Als boeren hun uitgemolken melkkoeien nog een half jaar langer in de wei laten grazen kunnen ze er wel $13 per kilo voor maken. Het vet dat normaal naar de melk zou gaan, gaat dan naar de spieren. Dat maakt het vlees rijker en malser.

Afmesten
Voor Europese boeren is het afmesten van melkkoeien heel gebruikelijk. In de VS is een beperkt aantal boeren er nu mee gestart. De in de media bekende duurzame kok Dan Barber weet het vlees zo hip te maken dat het in een menu van $400 zit. Geen wonder, want volgens al oude blinde smaaktests smaakt het vlees van melkkoeien duidelijk lekkerder dan het vlees van zowel graan- als gras-gevoerde vleesrassen.

Rundvlees van melkvee is flink duurzamer dan het Amerikaanse rundvlees van vleesrassen. Dat komt doordat de dieren niet alleen vlees maar ook melk leveren en daarom hun koolstofvoetafdruk over die twee producten kunnen verdelen.

Volgens blinde smaaktests smaakt het vlees van melkkoeien duidelijk lekkerder dan het vlees van zowel graan- als gras-gevoerde vleesrassen
Smaak en duurzaamheid
Wil het vlees van melkvee echt aanslaan in Amerika, dan moet er een markt voor worden gecreëerd door consumenten er de waarde van in te laten zien. Smaak en duurzaamheid zijn de logische haakjes om het publiek te overtuigen. Daarnaast moeten boeren hun dieren willen afmesten door er ruimte op hun bedrijven voor te maken; ook moeten ze er de geschikte melkkoeien voor willen houden. Op de kleinere melkveebedrijven loopt nog melkvee met een 'oudere genetica' die er uitermate geschikt voor zijn. De krant vermeldt niet om wat voor koeien het gaat, maar het zijn vermoedelijk dieren die verwant zijn met de oude Hollandse koeienrassen die bedoeld waren om eerst melk en daarna vlees te produceren.

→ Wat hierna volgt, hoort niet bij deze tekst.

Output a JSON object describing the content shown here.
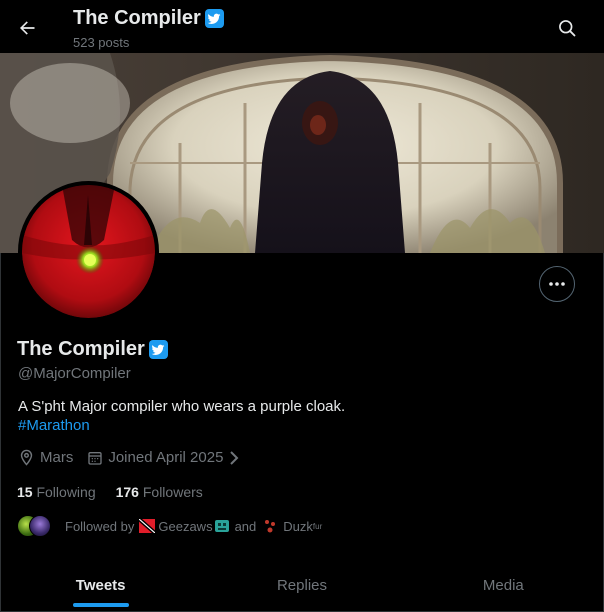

De meest bekende zijn het MRIJ-rund, de blaarkop en de voortreffelijk smakende Lakenvelder, maar zelfs de zogenaamde heidekoe - een allegaartje van oude rassen - is een dubbeldoeler. Het zijn de dieren die je ziet op de schilderijen van Albert Cuyp (1620-1691) en Paulus Potter (1625-1654).

Amerikanen kennen zulke koeien voornamelijk van de schilderijen, omdat hun melkveehouderij zich veel later ontwikkelde dan de onze en gebaseerd is op de hoogproductieve Holstein-Friesian koeien met hun hoge en veel magerdere schonken. Het zijn dieren waarvan de genetica is ontwikkeld op een hoge melkgift. Maar ook van dergelijke dieren maken mesters goed vlees dat gewaardeerd wordt door de betere slagers en horeca. Daarnaast is in Nederland zelfs vlees in de handel van Holstein-Friesian dieren die niet speciaal afgemest zijn, maar wel lekker en hooggewaardeerd vlees voor de horeca leveren.

Het is de hoogste tijd dat kok en vleesverkoper Dan Barber en Florence Fabricant zich hier eens wat beter komen informeren om nog meer lekker rundvlees niet meer aan de hond te geven, de boer beter te laten verdienen en ook nog eens CO2-emissies te sparen.

Lakenvelder de lekkerste

Ruim tien jaar geleden organiseerden Foodlog en duurzaamheidsorganisatie Urgenda onder naam NieuwVers een vleesproeverij van vlees- en melkveerassen. Daaruit kwam de Lakenvelder - een klein oud-Hollandse dubbeldoelras - als onbetwiste winnaar uit de bus.